Wendover argues that it is entitled to the relief sought because it has produced the necessary evidence showing that it is the holder and/or owner of the mortgages and underlying debt and the borrower is in default.

Red Hook contends very simply that the scheme between Wendover and [the borrower and/or the guarantor] and the concealment thereof, was an effort to avoid a merger of the mortgage with the debt. Red Hook argues further that the sole motivation for the transaction was to discharge Red Hook's mechanic's lien, and that such an effort should be prevented by the doctrine of equitable estoppel. In other words, Wendover could have simply purchased the property and satisfied HSBC's debt, and Red Hook's lien would have remained intact.
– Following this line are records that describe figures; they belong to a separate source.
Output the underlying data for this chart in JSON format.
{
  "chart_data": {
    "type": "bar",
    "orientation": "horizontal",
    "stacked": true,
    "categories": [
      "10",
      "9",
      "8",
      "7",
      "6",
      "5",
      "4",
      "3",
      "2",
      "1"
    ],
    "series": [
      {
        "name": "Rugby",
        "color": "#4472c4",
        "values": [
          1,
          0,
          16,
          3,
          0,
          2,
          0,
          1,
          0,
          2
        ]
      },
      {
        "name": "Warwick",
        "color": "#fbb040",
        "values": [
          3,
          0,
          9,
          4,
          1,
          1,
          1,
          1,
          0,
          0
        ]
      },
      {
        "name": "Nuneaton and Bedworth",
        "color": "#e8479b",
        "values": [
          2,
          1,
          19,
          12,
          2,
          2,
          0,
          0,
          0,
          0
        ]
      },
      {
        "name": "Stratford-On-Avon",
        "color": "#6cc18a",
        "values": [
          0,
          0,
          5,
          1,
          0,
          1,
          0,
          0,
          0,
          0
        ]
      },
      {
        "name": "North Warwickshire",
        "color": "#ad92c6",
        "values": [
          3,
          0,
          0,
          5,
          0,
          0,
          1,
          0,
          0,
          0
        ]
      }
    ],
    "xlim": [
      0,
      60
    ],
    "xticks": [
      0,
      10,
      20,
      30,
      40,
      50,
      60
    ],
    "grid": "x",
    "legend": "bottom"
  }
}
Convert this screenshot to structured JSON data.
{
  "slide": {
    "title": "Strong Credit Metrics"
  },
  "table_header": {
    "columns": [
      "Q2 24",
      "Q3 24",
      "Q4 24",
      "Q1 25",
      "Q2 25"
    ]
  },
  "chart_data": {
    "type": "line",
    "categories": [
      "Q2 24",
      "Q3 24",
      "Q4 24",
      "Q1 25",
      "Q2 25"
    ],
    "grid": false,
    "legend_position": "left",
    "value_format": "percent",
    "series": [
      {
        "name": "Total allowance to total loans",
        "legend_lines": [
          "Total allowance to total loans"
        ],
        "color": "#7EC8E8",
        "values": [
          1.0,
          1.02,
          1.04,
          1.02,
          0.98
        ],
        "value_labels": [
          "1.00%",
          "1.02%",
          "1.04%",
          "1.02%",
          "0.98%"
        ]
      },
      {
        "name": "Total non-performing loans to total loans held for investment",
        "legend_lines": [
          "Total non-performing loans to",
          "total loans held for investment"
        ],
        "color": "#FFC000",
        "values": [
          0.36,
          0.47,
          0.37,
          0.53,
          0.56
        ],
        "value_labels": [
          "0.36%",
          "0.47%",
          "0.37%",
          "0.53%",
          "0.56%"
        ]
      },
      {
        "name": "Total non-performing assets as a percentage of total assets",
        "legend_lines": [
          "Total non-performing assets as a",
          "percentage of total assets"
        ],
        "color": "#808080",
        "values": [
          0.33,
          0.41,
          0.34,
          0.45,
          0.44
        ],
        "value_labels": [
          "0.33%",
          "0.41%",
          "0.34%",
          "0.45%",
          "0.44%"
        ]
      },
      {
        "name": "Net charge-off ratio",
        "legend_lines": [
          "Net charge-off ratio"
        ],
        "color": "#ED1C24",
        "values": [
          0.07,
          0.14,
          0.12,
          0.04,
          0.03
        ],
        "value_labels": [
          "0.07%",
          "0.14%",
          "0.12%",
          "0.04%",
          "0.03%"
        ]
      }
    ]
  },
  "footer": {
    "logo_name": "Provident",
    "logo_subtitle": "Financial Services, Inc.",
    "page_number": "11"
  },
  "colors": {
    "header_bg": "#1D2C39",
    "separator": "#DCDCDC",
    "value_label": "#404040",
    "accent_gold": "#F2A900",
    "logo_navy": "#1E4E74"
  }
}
"The proponent of a summary judgment motion must make a prima facie showing of entitlement to judgment as a matter of law, tendering sufficient evidence to eliminate any material issues of fact from the case [internal quotation marks and citation omitted]." Santiago v. Filstein, 35 A.D.3d 184, 185-186 (1st Dept 2006) . In the event the movant has satisfied its prima facie burden of proof, the burden then shifts to Red Hook to "present evidentiary facts in admissible form sufficient to raise a genuine, triable issue of fact." Mazurek v. Metropolitan Museum of Art, 27 A.D.3d 227, 228 (1st Dept 2006); see Zuckerman v. City of New York, 49 N.Y.2d 557, 562 (1980) . If there is any doubt as to the existence of a triable fact, the motion for summary judgment must be denied. See Rotuba Extruders v. Ceppos, 46 N.Y.2d 223, 231 (1978).

Wendover has failed to address or refute the negative implications raised by the Lynch affidavit, thereby raising factual issues with respect to the veracity or accuracy of the statements made by Weissman.

Further, meaningful discovery has not been conducted by the parties prior to the filing of this summary judgment motion. Because discovery may assist the parties (and this Court) in narrowing or resolving disputed issues of fact, the summary judgment motion is denied without prejudice. Magee v. County of Suffolk, 14 A.D.3d 664 (2d Dept 2005); Perroto Dev. Corp. v. Sear-Brown Group, 269 A.D.2d 749 (4th Dept 2000)(denying summary judgment motion without prejudice to renew, after completion of discovery) .

The Court has considered all of the additional arguments raised in the motion-in-chief and the cross motion and find them to be unpersuasive. Consequently, the motions are denied.

Accordingly, it is ORDERED that the motion-in-chief and cross motion are denied without prejudice.